第14章 『執行官』 Ⅰ
「俺さ、5歳――――たったの5歳でサイコパス検診に引っかかってさ―――――、治療更生の見込みゼロ、19で『執行官』になるまでずっと、更生施設にブチ込まれてて――――――」
秀星くんの声が、私の頭の中で再生される。私は、それがどういうことかも分からないし、秀星くんに秀星くんのことを話してもらっても、その意味するところさえも分からない。なんで、一緒にいるのに、目の前にいる秀星くんが何に悲しんでいて、何が苦しいのかも分からないの?そんなの、悔し過ぎる。それに、私は「後に引かない」んだから。
「狡噛さん、少しでいいです。少しでいいですから、この『社会』のこと、『執行官』のこと、私に教えてください。」
「だから、今やめた方がいいって言っただろ。」
狡噛さんは、煙草の煙を吐き出しながら、私を視界に入れてくれた。狡噛さんと目が合う。鋭い目線が、私に注がれている。私は既に怯みそうだけど、狡噛さんから視線を逸らさない。
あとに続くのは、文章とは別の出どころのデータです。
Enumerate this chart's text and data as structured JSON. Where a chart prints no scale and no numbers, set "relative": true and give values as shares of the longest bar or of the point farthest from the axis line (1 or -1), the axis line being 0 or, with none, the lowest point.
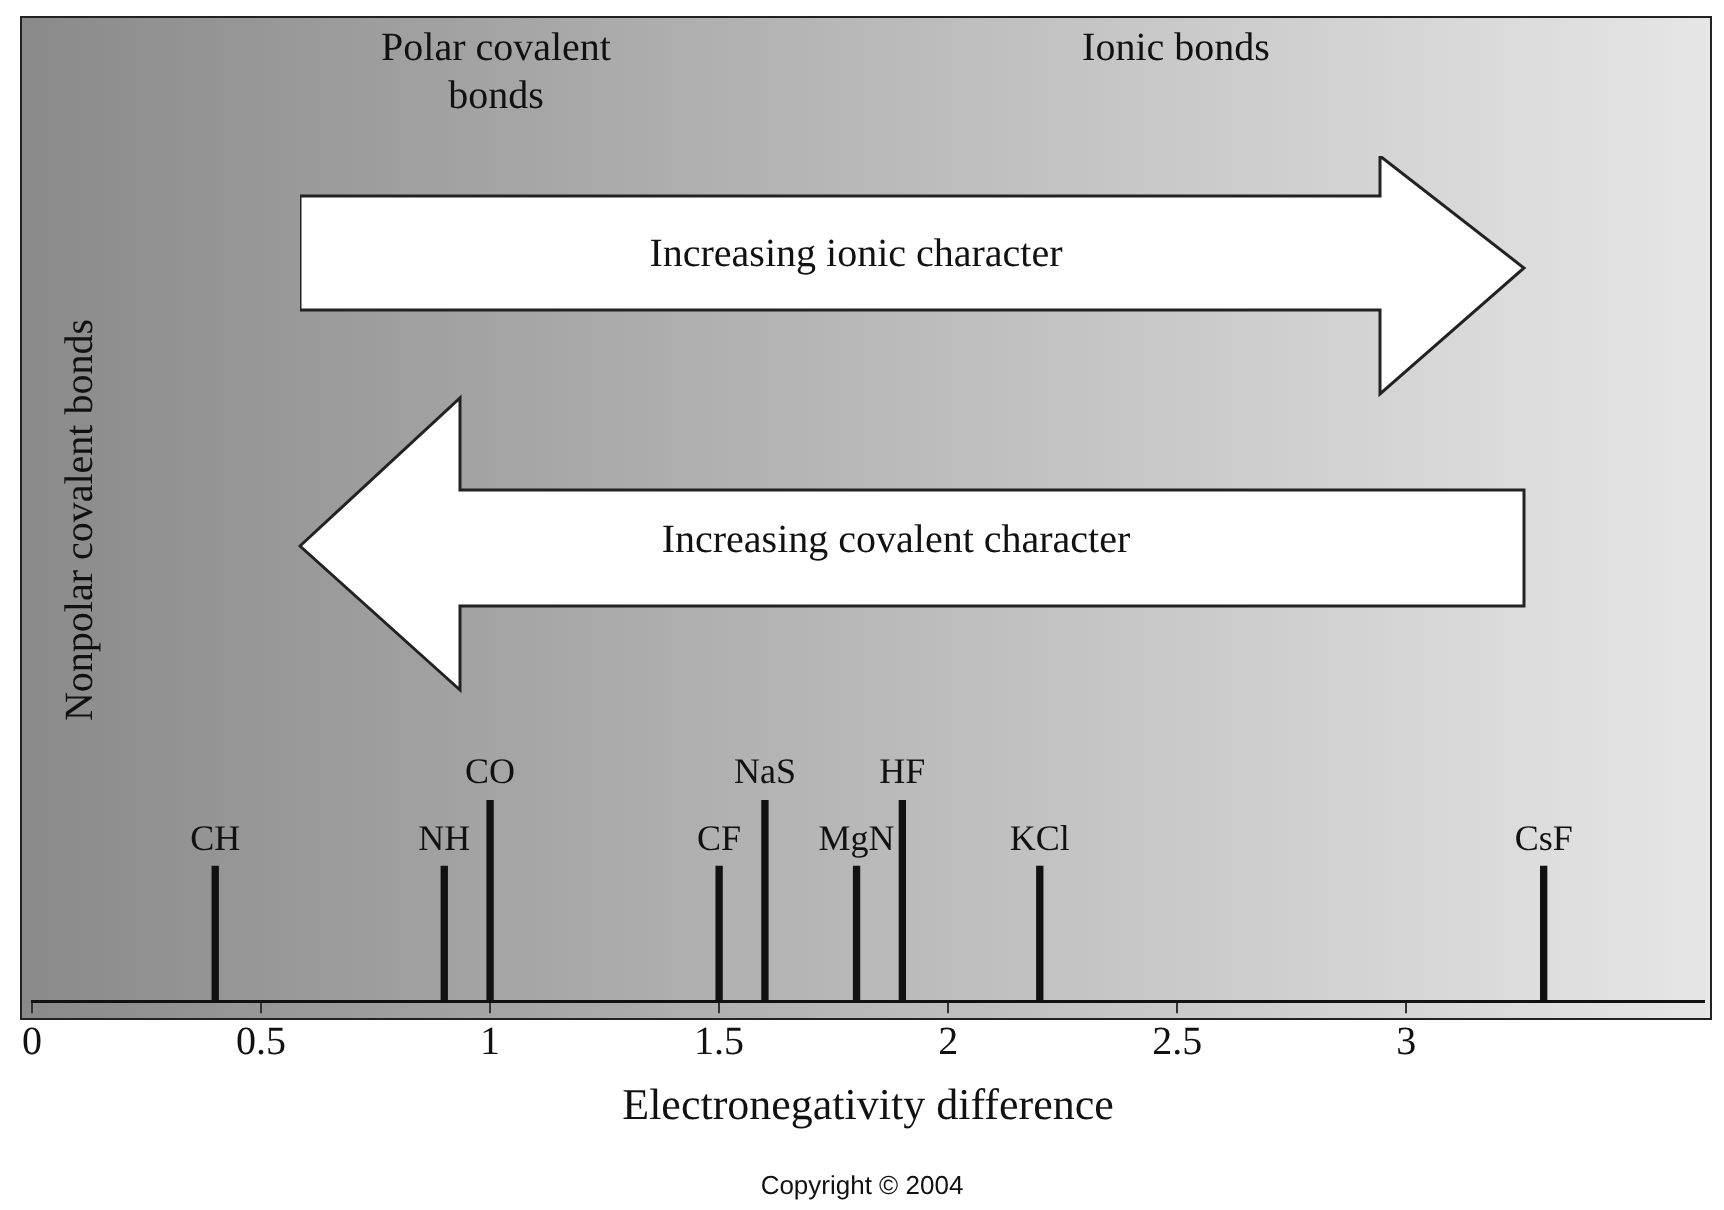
{
  "chart_data": {
    "type": "bar",
    "relative": true,
    "color": "#111111",
    "grid": false,
    "x": [
      0.4,
      0.9,
      1.0,
      1.5,
      1.6,
      1.8,
      1.9,
      2.2,
      3.3
    ],
    "values": [
      0.67,
      0.67,
      1,
      0.67,
      1,
      0.67,
      1,
      0.67,
      0.67
    ],
    "xlim": [
      0,
      3.65
    ],
    "xticks": [
      0,
      0.5,
      1,
      1.5,
      2,
      2.5,
      3
    ],
    "xlabel": "Electronegativity difference",
    "annotations": [
      "Nonpolar covalent bonds",
      "Polar covalent bonds",
      "Ionic bonds",
      "Increasing ionic character",
      "Increasing covalent character",
      "Copyright © 2004",
      {
        "text": "CH",
        "x": 0.4,
        "y": 0.67
      },
      {
        "text": "NH",
        "x": 0.9,
        "y": 0.67
      },
      {
        "text": "CO",
        "x": 1.0,
        "y": 1
      },
      {
        "text": "CF",
        "x": 1.5,
        "y": 0.67
      },
      {
        "text": "NaS",
        "x": 1.6,
        "y": 1
      },
      {
        "text": "MgN",
        "x": 1.8,
        "y": 0.67
      },
      {
        "text": "HF",
        "x": 1.9,
        "y": 1
      },
      {
        "text": "KCl",
        "x": 2.2,
        "y": 0.67
      },
      {
        "text": "CsF",
        "x": 3.3,
        "y": 0.67
      }
    ]
  }
}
「だって、狡噛さん、さっき言ってたじゃないですか。「別に、知りたいと思うのは自由だ」って。じゃあ、私は今、その自由を行使します。狡噛さんに私のお願いをきかなくちゃいけない義務はありませんけど、ひとりの大人として、自分の発言に対して、少しは責任を取ってください。わ、私に分かるように、少しは噛み砕いて教えてください!それに、今、このモヤモヤした気持ちのままで家に帰った方が、私の色相が長時間にわたって次第に悪化する可能性だってあるんですから……っ!」
言った。言い切った。言い切ってしまった。……どうしよう。